[m-users.] Idiomatic Mercury - if-then-else or (C->I;E)
Richard A. O'Keefe
ok at cs.otago.ac.nz
Mon Nov 23 17:06:36 AEDT 2015
On 23/11/2015, at 5:08 pm, Mark Brown <mark at mercurylang.org> wrote:
> I must confess that, as a newbie Prolog programmer, this was not my
> first hypothesis. :-(
You must remember that all the original Prolog
developers knew Lisp quite well, including familiarity
with the Lisp 1.5 manual.
> To a Scala programmer, => looks like case selection not implication.
Weird. Does any other language use => for case selection?
> So I'd like to add another reason for using if-then-else, which is
> that across programming languages it is used much more consistently
> than any kind of arrow.
Consistency? You *really* believe that there is
any great consistency across programming languages?
- There are languages where conditional expressions
exist. C, for example, spells them "Cond ? Then : Else"
while Algol 60 spelled them "if Cond then Then else Else"
and Algol 68 required "if Cond then Then else Else fi".
R uses "if(Cond, Then, Else)" but evaluates all of the
arguments; this is perhaps closer to Fortran's
WHERE/ELSEWHERE/ENDWHERE. There have been languages
that used "Then if Cond else Else".
- There are languages where IF statements and WHILE
statements exist but there are no Boolean values
(which should come as no surprise to Mercury programmers).
(This used to describe COBOL. This used to describe
Erlang.
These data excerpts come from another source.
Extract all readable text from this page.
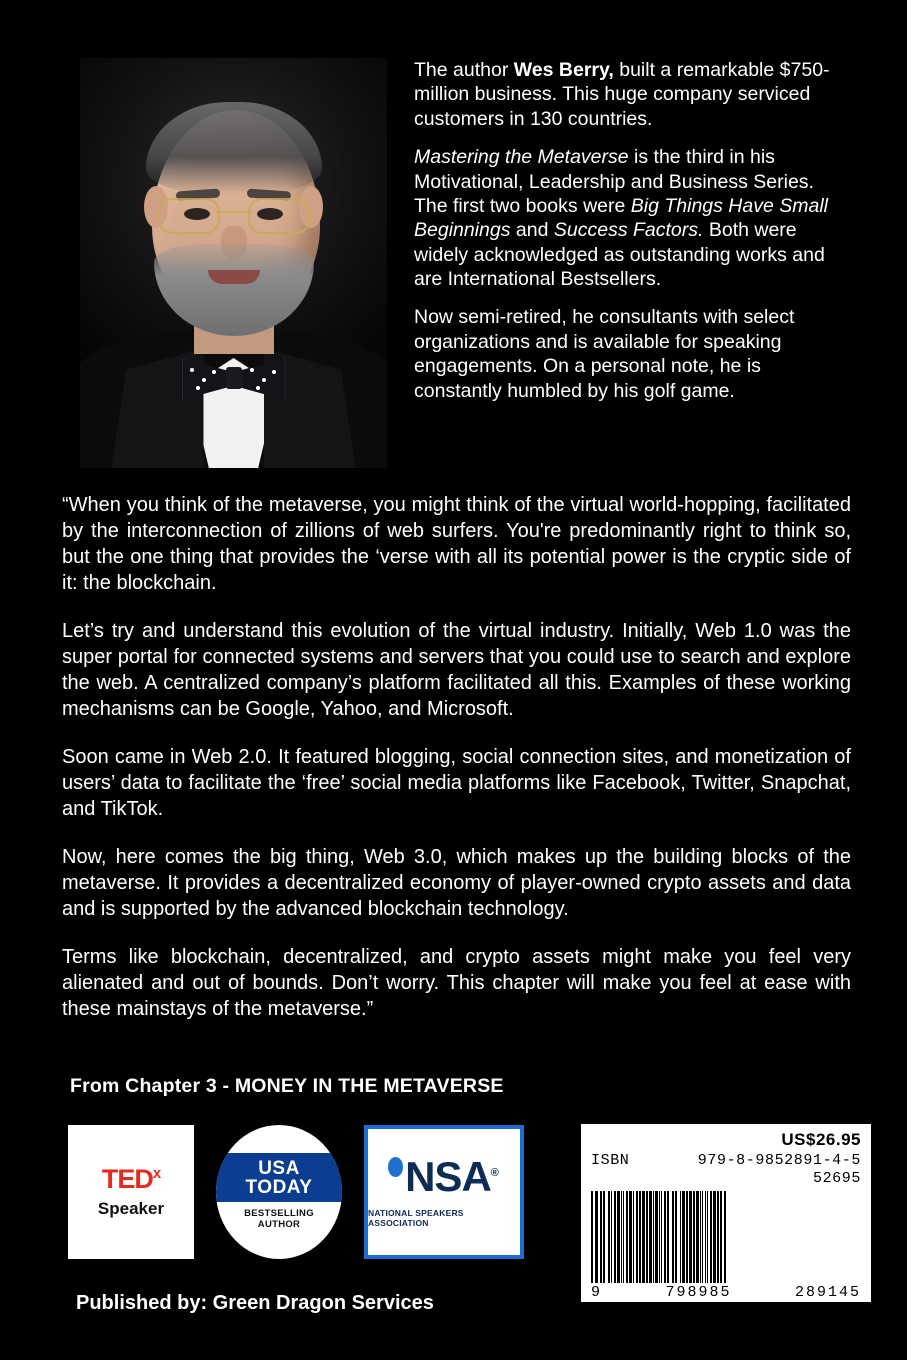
The author Wes Berry, built a remarkable $750-million business. This huge company serviced customers in 130 countries.

Mastering the Metaverse is the third in his Motivational, Leadership and Business Series. The first two books were Big Things Have Small Beginnings and Success Factors. Both were widely acknowledged as outstanding works and are International Bestsellers.

Now semi-retired, he consultants with select organizations and is available for speaking engagements. On a personal note, he is constantly humbled by his golf game.

“When you think of the metaverse, you might think of the virtual world-hopping, facilitated by the interconnection of zillions of web surfers. You're predominantly right to think so, but the one thing that provides the ‘verse with all its potential power is the cryptic side of it: the blockchain.

Let’s try and understand this evolution of the virtual industry. Initially, Web 1.0 was the super portal for connected systems and servers that you could use to search and explore the web. A centralized company’s platform facilitated all this. Examples of these working mechanisms can be Google, Yahoo, and Microsoft.

Soon came in Web 2.0. It featured blogging, social connection sites, and monetization of users’ data to facilitate the ‘free’ social media platforms like Facebook, Twitter, Snapchat, and TikTok.

Now, here comes the big thing, Web 3.0, which makes up the building blocks of the metaverse. It provides a decentralized economy of player-owned crypto assets and data and is supported by the advanced blockchain technology.

Terms like blockchain, decentralized, and crypto assets might make you feel very alienated and out of bounds. Don’t worry. This chapter will make you feel at ease with these mainstays of the metaverse.”

From Chapter 3 - MONEY IN THE METAVERSE
TED$^x$
Speaker
USA
TODAY
BESTSELLING
AUTHOR
NSA®
NATIONAL SPEAKERS ASSOCIATION
Published by: Green Dragon Services
US$26.95
ISBN	979-8-9852891-4-5
52695
9	798985	289145
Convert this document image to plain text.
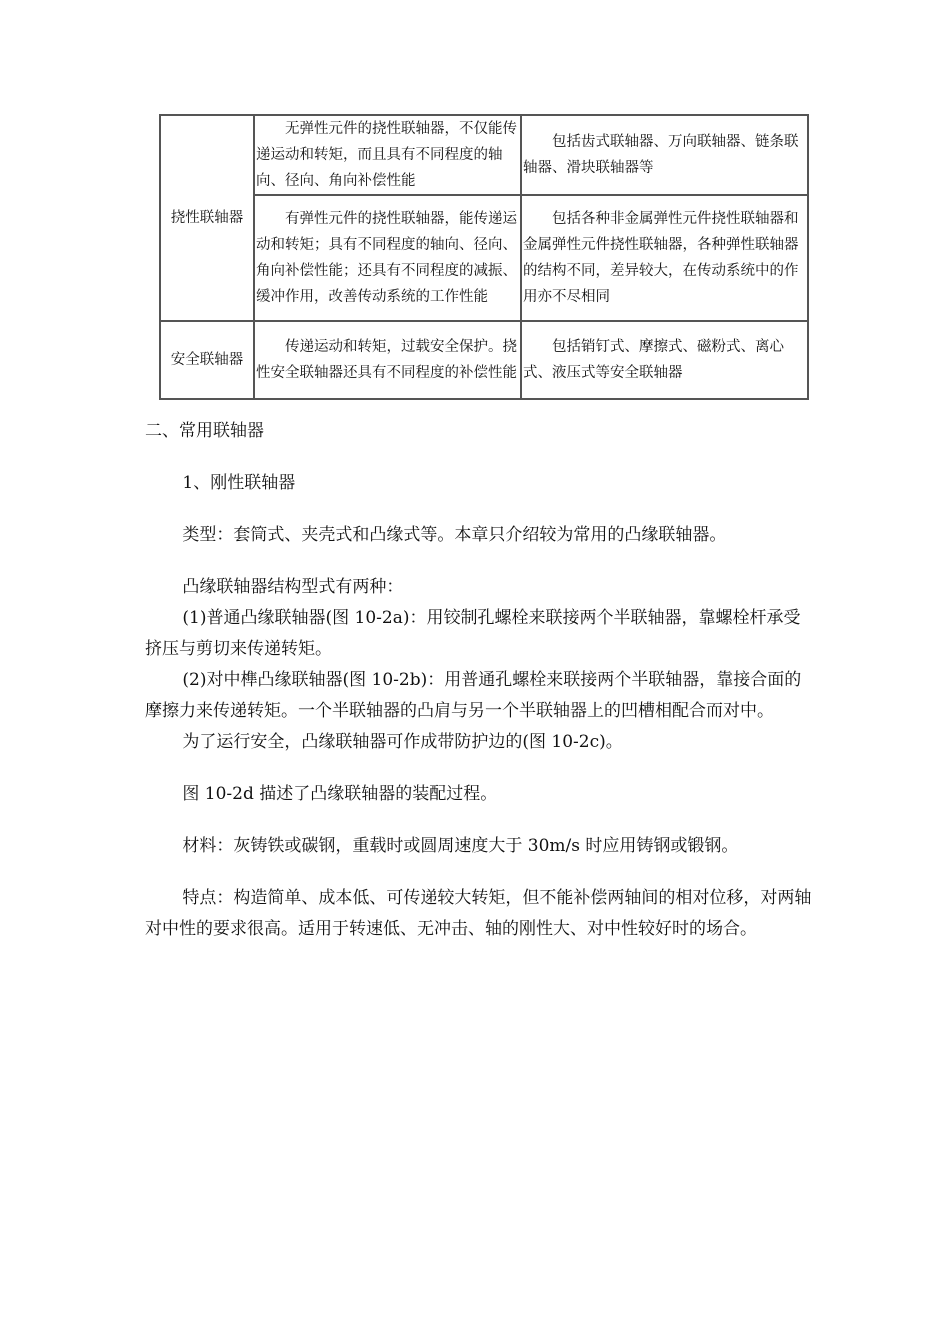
挠性联轴器	无弹性元件的挠性联轴器，不仅能传递运动和转矩，而且具有不同程度的轴向、径向、角向补偿性能	包括齿式联轴器、万向联轴器、链条联轴器、滑块联轴器等

	有弹性元件的挠性联轴器，能传递运动和转矩；具有不同程度的轴向、径向、角向补偿性能；还具有不同程度的减振、缓冲作用，改善传动系统的工作性能	包括各种非金属弹性元件挠性联轴器和金属弹性元件挠性联轴器，各种弹性联轴器的结构不同，差异较大，在传动系统中的作用亦不尽相同

安全联轴器	传递运动和转矩，过载安全保护。挠性安全联轴器还具有不同程度的补偿性能	包括销钉式、摩擦式、磁粉式、离心式、液压式等安全联轴器

二、常用联轴器

1、刚性联轴器

类型：套筒式、夹壳式和凸缘式等。本章只介绍较为常用的凸缘联轴器。

凸缘联轴器结构型式有两种：

(1)普通凸缘联轴器(图 10-2a)：用铰制孔螺栓来联接两个半联轴器，靠螺栓杆承受挤压与剪切来传递转矩。

(2)对中榫凸缘联轴器(图 10-2b)：用普通孔螺栓来联接两个半联轴器，靠接合面的摩擦力来传递转矩。一个半联轴器的凸肩与另一个半联轴器上的凹槽相配合而对中。

为了运行安全，凸缘联轴器可作成带防护边的(图 10-2c)。

图 10-2d 描述了凸缘联轴器的装配过程。

材料：灰铸铁或碳钢，重载时或圆周速度大于 30m/s 时应用铸钢或锻钢。

特点：构造简单、成本低、可传递较大转矩，但不能补偿两轴间的相对位移，对两轴对中性的要求很高。适用于转速低、无冲击、轴的刚性大、对中性较好时的场合。
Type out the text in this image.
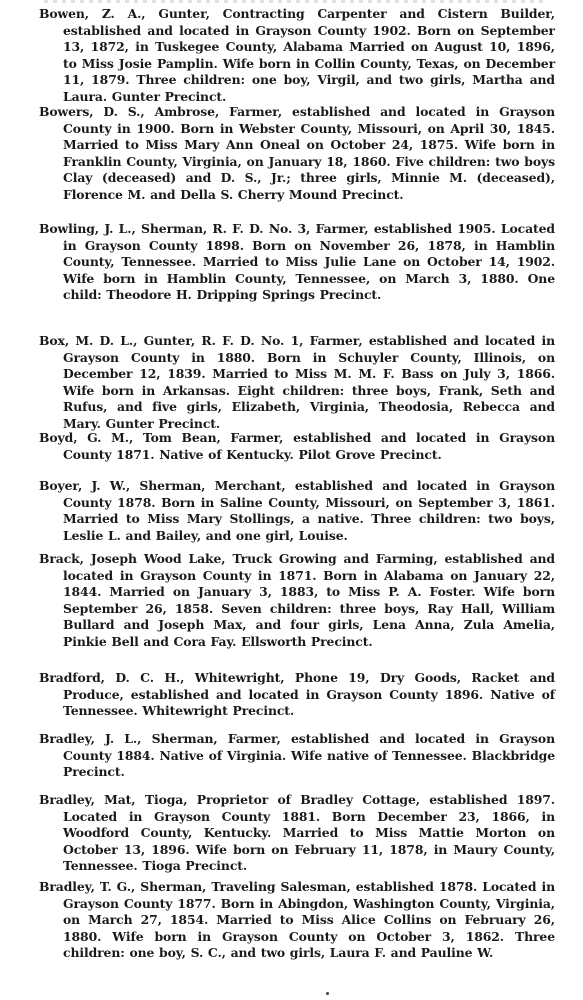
Bowen, Z. A., Gunter, Contracting Carpenter and Cistern Builder, established and located in Grayson County 1902. Born on September 13, 1872, in Tuskegee County, Alabama Married on August 10, 1896, to Miss Josie Pamplin. Wife born in Collin County, Texas, on December 11, 1879. Three children: one boy, Virgil, and two girls, Martha and Laura. Gunter Precinct.

Bowers, D. S., Ambrose, Farmer, established and located in Grayson County in 1900. Born in Webster County, Missouri, on April 30, 1845. Married to Miss Mary Ann Oneal on October 24, 1875. Wife born in Franklin County, Virginia, on January 18, 1860. Five children: two boys Clay (deceased) and D. S., Jr.; three girls, Minnie M. (deceased), Florence M. and Della S. Cherry Mound Precinct.

Bowling, J. L., Sherman, R. F. D. No. 3, Farmer, established 1905. Located in Grayson County 1898. Born on November 26, 1878, in Hamblin County, Tennessee. Married to Miss Julie Lane on October 14, 1902. Wife born in Hamblin County, Tennessee, on March 3, 1880. One child: Theodore H. Dripping Springs Precinct.

Box, M. D. L., Gunter, R. F. D. No. 1, Farmer, established and located in Grayson County in 1880. Born in Schuyler County, Illinois, on December 12, 1839. Married to Miss M. M. F. Bass on July 3, 1866. Wife born in Arkansas. Eight children: three boys, Frank, Seth and Rufus, and five girls, Elizabeth, Virginia, Theodosia, Rebecca and Mary. Gunter Precinct.

Boyd, G. M., Tom Bean, Farmer, established and located in Grayson County 1871. Native of Kentucky. Pilot Grove Precinct.

Boyer, J. W., Sherman, Merchant, established and located in Grayson County 1878. Born in Saline County, Missouri, on September 3, 1861. Married to Miss Mary Stollings, a native. Three children: two boys, Leslie L. and Bailey, and one girl, Louise.

Brack, Joseph Wood Lake, Truck Growing and Farming, established and located in Grayson County in 1871. Born in Alabama on January 22, 1844. Married on January 3, 1883, to Miss P. A. Foster. Wife born September 26, 1858. Seven children: three boys, Ray Hall, William Bullard and Joseph Max, and four girls, Lena Anna, Zula Amelia, Pinkie Bell and Cora Fay. Ellsworth Precinct.

Bradford, D. C. H., Whitewright, Phone 19, Dry Goods, Racket and Produce, established and located in Grayson County 1896. Native of Tennessee. Whitewright Precinct.

Bradley, J. L., Sherman, Farmer, established and located in Grayson County 1884. Native of Virginia. Wife native of Tennessee. Blackbridge Precinct.

Bradley, Mat, Tioga, Proprietor of Bradley Cottage, established 1897. Located in Grayson County 1881. Born December 23, 1866, in Woodford County, Kentucky. Married to Miss Mattie Morton on October 13, 1896. Wife born on February 11, 1878, in Maury County, Tennessee. Tioga Precinct.

Bradley, T. G., Sherman, Traveling Salesman, established 1878. Located in Grayson County 1877. Born in Abingdon, Washington County, Virginia, on March 27, 1854. Married to Miss Alice Collins on February 26, 1880. Wife born in Grayson County on October 3, 1862. Three children: one boy, S. C., and two girls, Laura F. and Pauline W.
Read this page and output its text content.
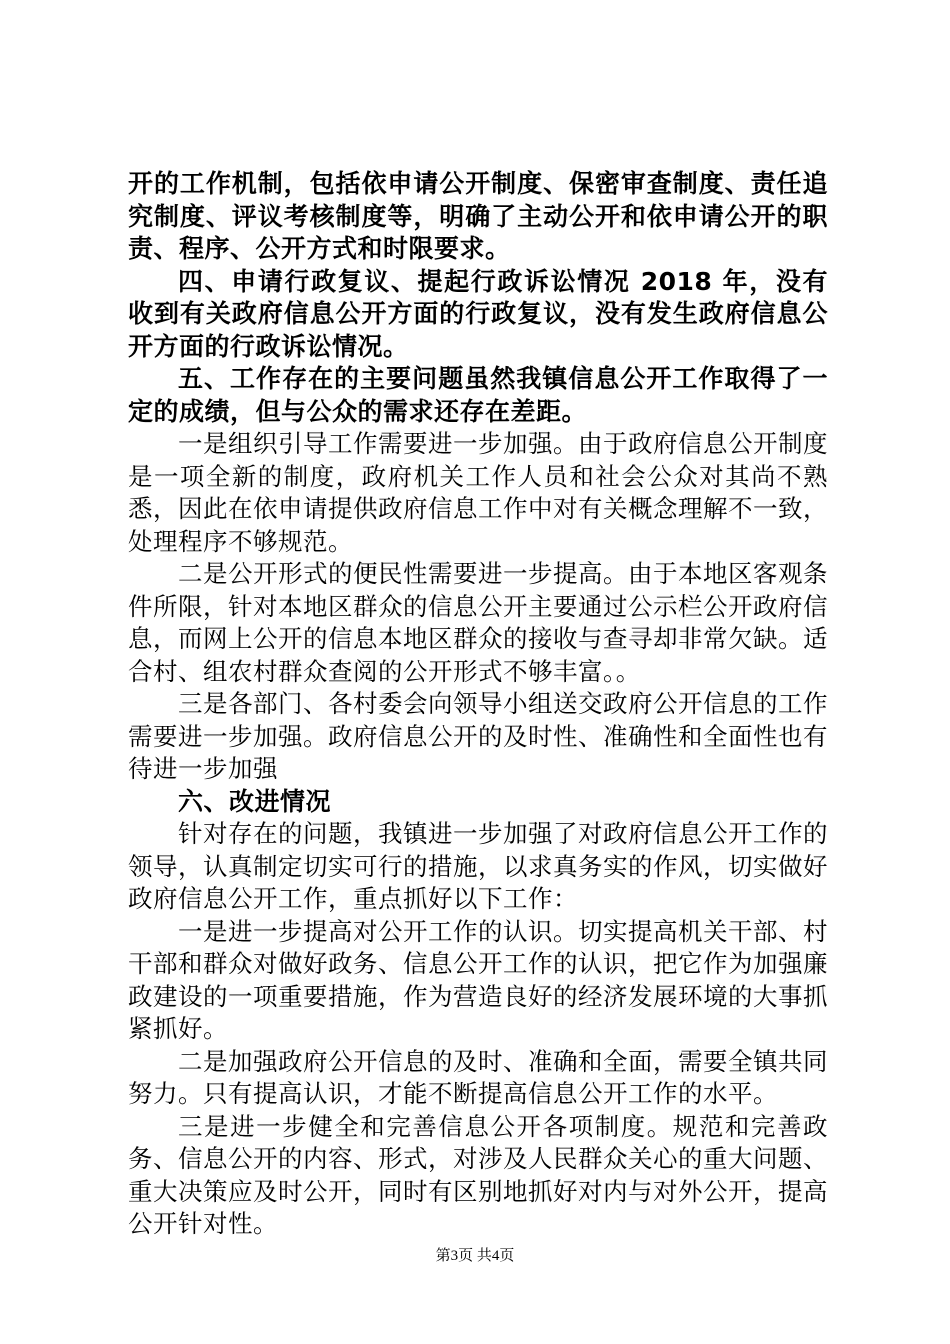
开的工作机制，包括依申请公开制度、保密审查制度、责任追究制度、评议考核制度等，明确了主动公开和依申请公开的职责、程序、公开方式和时限要求。

四、申请行政复议、提起行政诉讼情况 2018 年，没有收到有关政府信息公开方面的行政复议，没有发生政府信息公开方面的行政诉讼情况。

五、工作存在的主要问题虽然我镇信息公开工作取得了一定的成绩，但与公众的需求还存在差距。

一是组织引导工作需要进一步加强。由于政府信息公开制度是一项全新的制度，政府机关工作人员和社会公众对其尚不熟悉，因此在依申请提供政府信息工作中对有关概念理解不一致，处理程序不够规范。

二是公开形式的便民性需要进一步提高。由于本地区客观条件所限，针对本地区群众的信息公开主要通过公示栏公开政府信息，而网上公开的信息本地区群众的接收与查寻却非常欠缺。适合村、组农村群众查阅的公开形式不够丰富。。

三是各部门、各村委会向领导小组送交政府公开信息的工作需要进一步加强。政府信息公开的及时性、准确性和全面性也有待进一步加强

六、改进情况

针对存在的问题，我镇进一步加强了对政府信息公开工作的领导，认真制定切实可行的措施，以求真务实的作风，切实做好政府信息公开工作，重点抓好以下工作：

一是进一步提高对公开工作的认识。切实提高机关干部、村干部和群众对做好政务、信息公开工作的认识，把它作为加强廉政建设的一项重要措施，作为营造良好的经济发展环境的大事抓紧抓好。

二是加强政府公开信息的及时、准确和全面，需要全镇共同努力。只有提高认识，才能不断提高信息公开工作的水平。

三是进一步健全和完善信息公开各项制度。规范和完善政务、信息公开的内容、形式，对涉及人民群众关心的重大问题、重大决策应及时公开，同时有区别地抓好对内与对外公开，提高公开针对性。

第3页 共4页
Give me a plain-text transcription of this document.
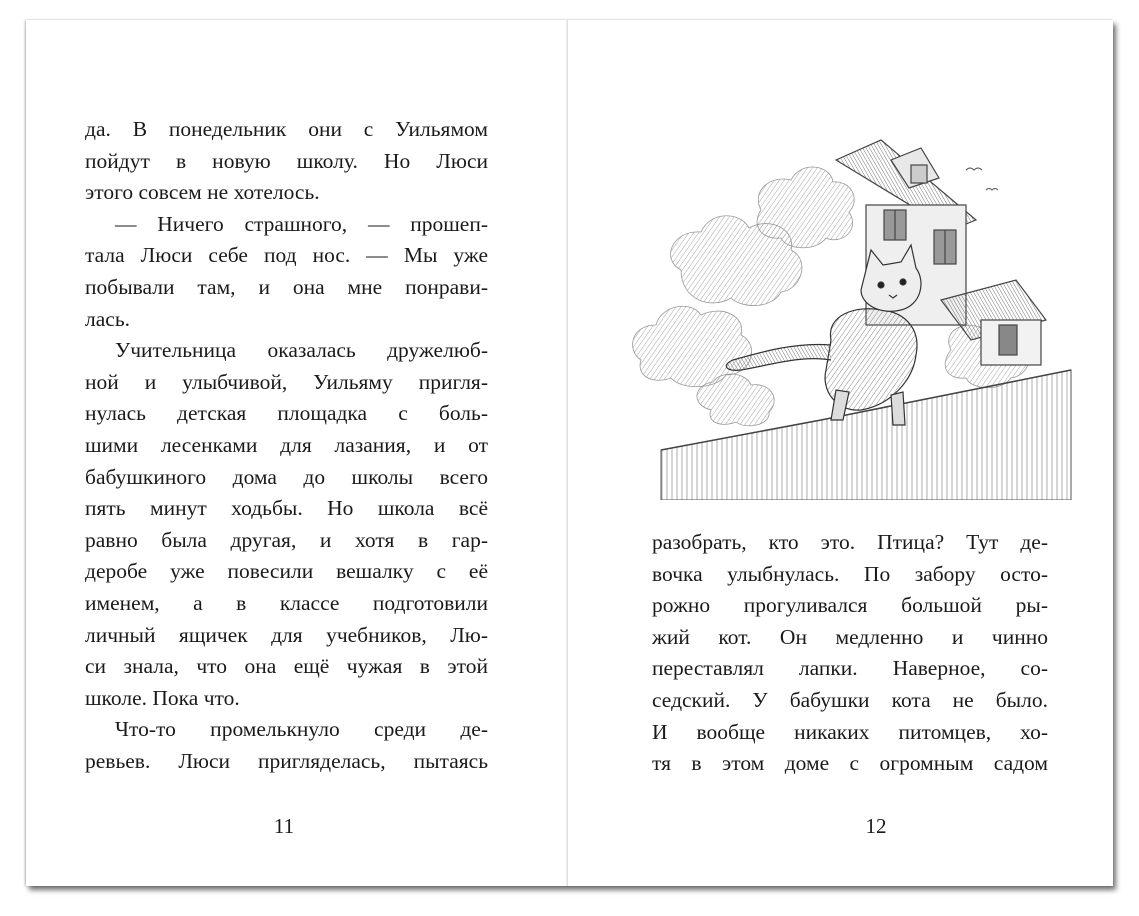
да. В понедельник они с Уильямом
пойдут в новую школу. Но Люси
этого совсем не хотелось.
— Ничего страшного, — прошеп-
тала Люси себе под нос. — Мы уже
побывали там, и она мне понрави-
лась.
Учительница оказалась дружелюб-
ной и улыбчивой, Уильяму пригля-
нулась детская площадка с боль-
шими лесенками для лазания, и от
бабушкиного дома до школы всего
пять минут ходьбы. Но школа всё
равно была другая, и хотя в гар-
деробе уже повесили вешалку с её
именем, а в классе подготовили
личный ящичек для учебников, Лю-
си знала, что она ещё чужая в этой
школе. Пока что.
Что-то промелькнуло среди де-
ревьев. Люси пригляделась, пытаясь
11
разобрать, кто это. Птица? Тут де-
вочка улыбнулась. По забору осто-
рожно прогуливался большой ры-
жий кот. Он медленно и чинно
переставлял лапки. Наверное, со-
седский. У бабушки кота не было.
И вообще никаких питомцев, хо-
тя в этом доме с огромным садом
12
It describes a number of 20th century
system implementation languages.)
- When it comes to statements, there are languages
(IMP, Basic on RSTS/E, Perl) where
Then if Cond
is a statement.
- There are languages in which one-armed 'if'
is written using 'when' or 'unless'.
- For that matter, C's grandfather BCPL distinguished
between one-armed 'if Cond then Then' and
two-armed 'test Cond then Then else Else' statements.
- There are languages where 'if' statements must be
closed; they disagree about whether to use
'close', 'fi', 'end', 'endif', 'end if', or 'end-if'.
(Probably others that I've forgotten.)
- APL used ->Label/Cond; Dyalog APL these days has
which reminds us that the word 'then' is often
(You really don't want to know about :AndIf and
:OrIf in Dyalog APL.)
- While we're at it, Erlang has
if Guard -> Body ; Guard -> Body ; ... Guard -> Body end
where the Guards are conditional forms, not expressions.
Almost the only point of agreement between languages
(and they *don't* all agree on it) is that conditional
execution based on a true/false test has the word 'if'
in it somewhere. Or possibly 'unless' as a fairly
common abbreviation if 'if-not'. Except for languages
that used non-English keywords, like translations of
Algol 60, Algol 68, Pascal into French or Russian.
for a bit of a culture shock.
I'm not even talking about deliberately weird languages
like Intercal here. There are more and weirder
programming languages designed for serious use than
you can imagine. Do NOT mistake the quirks of C syntax
(or even of Ada or Fortran syntax) for programming
language universals. Not even 'function call' syntax
is universal. For that matter, neither are integers.